Il lavoro che la Regione Basilicata sta portando avanti si inserisce in un quadro più ampio di evoluzione delle politiche di sviluppo rurale, che negli ultimi cicli di programmazione hanno consolidato l’approccio di filiera come leva strategica per il posizionamento delle produzioni agroalimentari lucane anche oltre i confini regionali. Il nuovo passaggio punta ora a qualificare ulteriormente questo percorso, orientandolo verso innovazioni applicabili e immediatamente utili alle imprese.
“L’obiettivo è chiaro: accompagnare le aziende in un salto di qualità reale, che riguarda sia i processi produttivi sia la capacità di competere sui mercati – sottolinea Cicala –. Innovazione significa rendere più solide le filiere, valorizzare l’identità delle produzioni e rispondere in modo efficace alle sfide legate ai costi e ai cambiamenti climatici”.

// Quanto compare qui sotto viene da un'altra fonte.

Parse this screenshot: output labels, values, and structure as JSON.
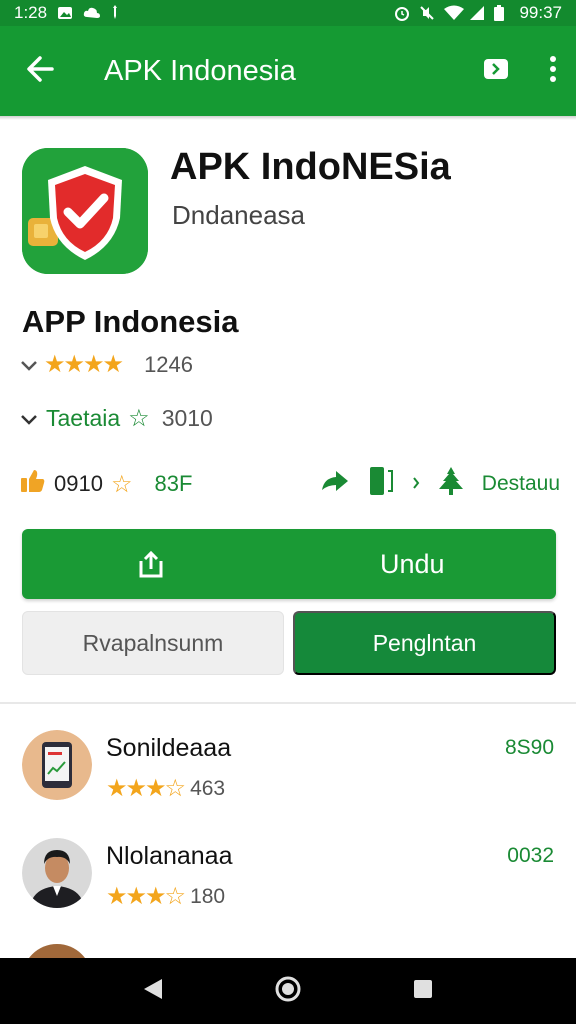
{
  "status_bar": {
    "time": "1:28",
    "clock_right": "99:37",
    "icons_left": [
      "photo-icon",
      "cloud-icon",
      "usb-icon"
    ],
    "icons_right": [
      "alarm-icon",
      "mute-icon",
      "wifi-icon",
      "signal-icon",
      "battery-icon"
    ]
  },
  "app_bar": {
    "title": "APK Indonesia",
    "back_icon": "arrow-left-icon",
    "share_icon": "share-icon",
    "menu_icon": "more-vert-icon",
    "color": "#159a33"
  },
  "app": {
    "name": "APK IndoNESia",
    "developer": "Dndaneasa",
    "icon": "shield-check-icon"
  },
  "section": {
    "title": "APP Indonesia",
    "rating_count": "1246",
    "category": "Taetaia",
    "category_count": "3010",
    "stat_left_value": "0910",
    "stat_left_badge": "83F",
    "stat_right_label": "Destauu"
  },
  "buttons": {
    "primary_label": "Undu",
    "secondary_label": "Rvapalnsunm",
    "tertiary_label": "Penglntan"
  },
  "list": [
    {
      "name": "Sonildeaaa",
      "count": "463",
      "value": "8S90",
      "avatar": "phone-screen-avatar"
    },
    {
      "name": "Nlolananaa",
      "count": "180",
      "value": "0032",
      "avatar": "person-avatar"
    }
  ],
  "nav": {
    "back": "back-triangle-icon",
    "home": "home-circle-icon",
    "recents": "recents-square-icon"
  },
  "colors": {
    "accent": "#1a9a35",
    "star": "#f3a51c",
    "dark_green": "#15893a"
  }
}
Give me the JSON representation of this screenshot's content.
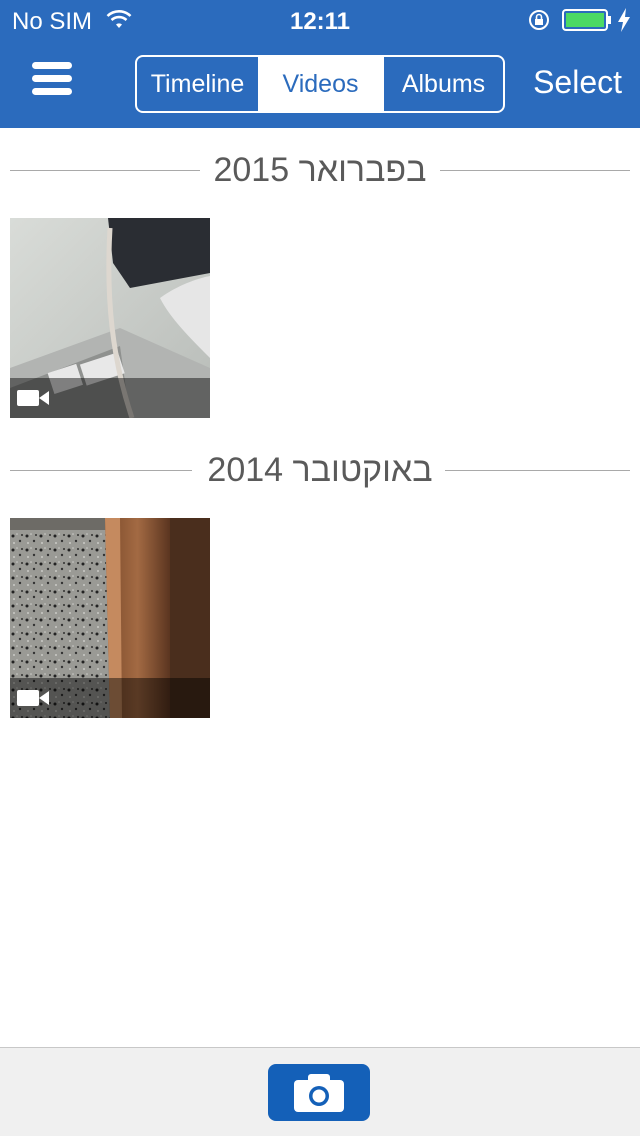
{
  "status_bar": {
    "carrier": "No SIM",
    "time": "12:11",
    "icons": [
      "wifi-icon",
      "lock-rotation-icon",
      "battery-icon",
      "charging-icon"
    ]
  },
  "navbar": {
    "menu_icon": "hamburger-menu-icon",
    "tabs": [
      {
        "label": "Timeline",
        "selected": false
      },
      {
        "label": "Videos",
        "selected": true
      },
      {
        "label": "Albums",
        "selected": false
      }
    ],
    "select_label": "Select"
  },
  "sections": [
    {
      "title": "בפברואר 2015",
      "items": [
        {
          "type": "video",
          "icon": "video-camera-icon"
        }
      ]
    },
    {
      "title": "באוקטובר 2014",
      "items": [
        {
          "type": "video",
          "icon": "video-camera-icon"
        }
      ]
    }
  ],
  "bottom_bar": {
    "camera_icon": "camera-icon"
  },
  "colors": {
    "accent": "#2b6bbd",
    "camera_button": "#1460b8"
  }
}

A supporto di questa strategia, la Regione ha messo in campo una dotazione complessiva di circa 60 milioni di euro per il comparto agricolo e agroalimentare. Di queste risorse, una quota rilevante è destinata direttamente alle filiere: 4 milioni per progetti di innovazione e sperimentazione, 30 milioni per investimenti nella produzione agricola e 25 milioni per sostenere la trasformazione e la commercializzazione, con l’obiettivo di accrescere il valore delle produzioni sui mercati.
L’avviso rappresenta quindi un passaggio chiave per selezionare idee e progettualità capaci di evolvere in azioni pilota e replicabili, mettendo in connessione stabile imprese e ricerca e favorendo l’introduzione di soluzioni innovative già pronte all’uso.
“Questo percorso non si esaurisce in una misura – conclude l’assessore – ma definisce un metodo: partire dai territori, valorizzare le competenze presenti e costruire filiere più integrate, efficienti e riconoscibili. È da qui che passa la possibilità di generare sviluppo, lavoro e nuove opportunità per l’intera comunità regionale”.